Evaluation of the degradation and metabolic effects of the gut peptide xenin on insulin secretion, glycaemic control and satiety.

Recently, glucagon-like peptide 1 (GLP1) and glucose-dependent insulinotropic polypeptide (GIP) have received much attention regarding possible roles in aetiology and treatment of type 2 diabetes. However, peptides co-secreted from the same enteroendocrine cells are less well studied. The present investigation was designed to characterise the in vitro and in vivo effects of xenin, a peptide co-secreted with GIP from intestinal K-cells. We examined the enzymatic stability, insulin-releasing activity and associated cAMP production capability of xenin in vitro. In addition, the effects of xenin on satiety, glucose homoeostasis and insulin secretion were examined in vivo. Xenin was time dependently degraded (t(1/2)=162±6 min) in plasma in vitro. In clonal BRIN-BD11 cells, xenin stimulated insulin secretion at 5.6 mM (P<0.05) and 16.7 mM (P<0.05 to P<0.001) glucose levels compared to respective controls. Xenin also exerted an additive effect on GIP, GLP1 and neurotensin-mediated insulin secretion. In clonal β-cells, xenin did not stimulate cellular cAMP production, alter membrane potential or elevate intra-cellular Ca(2)(+). In normal mice, xenin exhibited a short-acting (P<0.01) satiety effect at high dosage (500 nmol/kg).

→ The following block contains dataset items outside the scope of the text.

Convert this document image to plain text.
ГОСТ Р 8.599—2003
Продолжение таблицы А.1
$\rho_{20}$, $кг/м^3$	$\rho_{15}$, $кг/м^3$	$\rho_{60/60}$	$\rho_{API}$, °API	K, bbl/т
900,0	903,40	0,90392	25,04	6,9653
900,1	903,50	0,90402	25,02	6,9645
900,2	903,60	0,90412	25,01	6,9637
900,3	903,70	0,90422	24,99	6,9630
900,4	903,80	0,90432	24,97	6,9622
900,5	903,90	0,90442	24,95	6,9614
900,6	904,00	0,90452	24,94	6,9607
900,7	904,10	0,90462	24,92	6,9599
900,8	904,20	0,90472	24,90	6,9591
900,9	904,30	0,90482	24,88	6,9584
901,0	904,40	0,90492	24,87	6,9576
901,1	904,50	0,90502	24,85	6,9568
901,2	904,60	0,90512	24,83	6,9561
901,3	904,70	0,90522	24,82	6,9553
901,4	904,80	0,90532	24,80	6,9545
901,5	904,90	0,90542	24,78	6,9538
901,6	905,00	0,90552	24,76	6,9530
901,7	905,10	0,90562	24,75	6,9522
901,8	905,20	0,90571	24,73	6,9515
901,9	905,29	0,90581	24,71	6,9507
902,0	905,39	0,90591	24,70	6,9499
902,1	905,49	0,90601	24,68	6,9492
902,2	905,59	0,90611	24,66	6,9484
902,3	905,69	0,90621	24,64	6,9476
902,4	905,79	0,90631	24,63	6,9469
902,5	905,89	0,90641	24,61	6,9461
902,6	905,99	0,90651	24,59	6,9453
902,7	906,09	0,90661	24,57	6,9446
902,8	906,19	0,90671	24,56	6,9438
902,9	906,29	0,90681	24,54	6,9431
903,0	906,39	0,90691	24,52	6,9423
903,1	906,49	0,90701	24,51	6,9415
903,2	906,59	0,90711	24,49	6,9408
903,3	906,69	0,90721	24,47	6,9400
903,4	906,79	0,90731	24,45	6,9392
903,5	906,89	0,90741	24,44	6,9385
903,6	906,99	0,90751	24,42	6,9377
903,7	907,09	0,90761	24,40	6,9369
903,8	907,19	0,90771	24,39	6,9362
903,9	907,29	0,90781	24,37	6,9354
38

In overnight fasted mice, acute injection of xenin enhanced glucose-lowering and elevated insulin secretion when injected concomitantly or 30 min before glucose. These effects were not observed when xenin was administered 60 min before the glucose challenge, reflecting the short half-life of the native peptide in vivo. Overall, these data demonstrate that xenin may have significant metabolic effects on glucose control, which merit further study.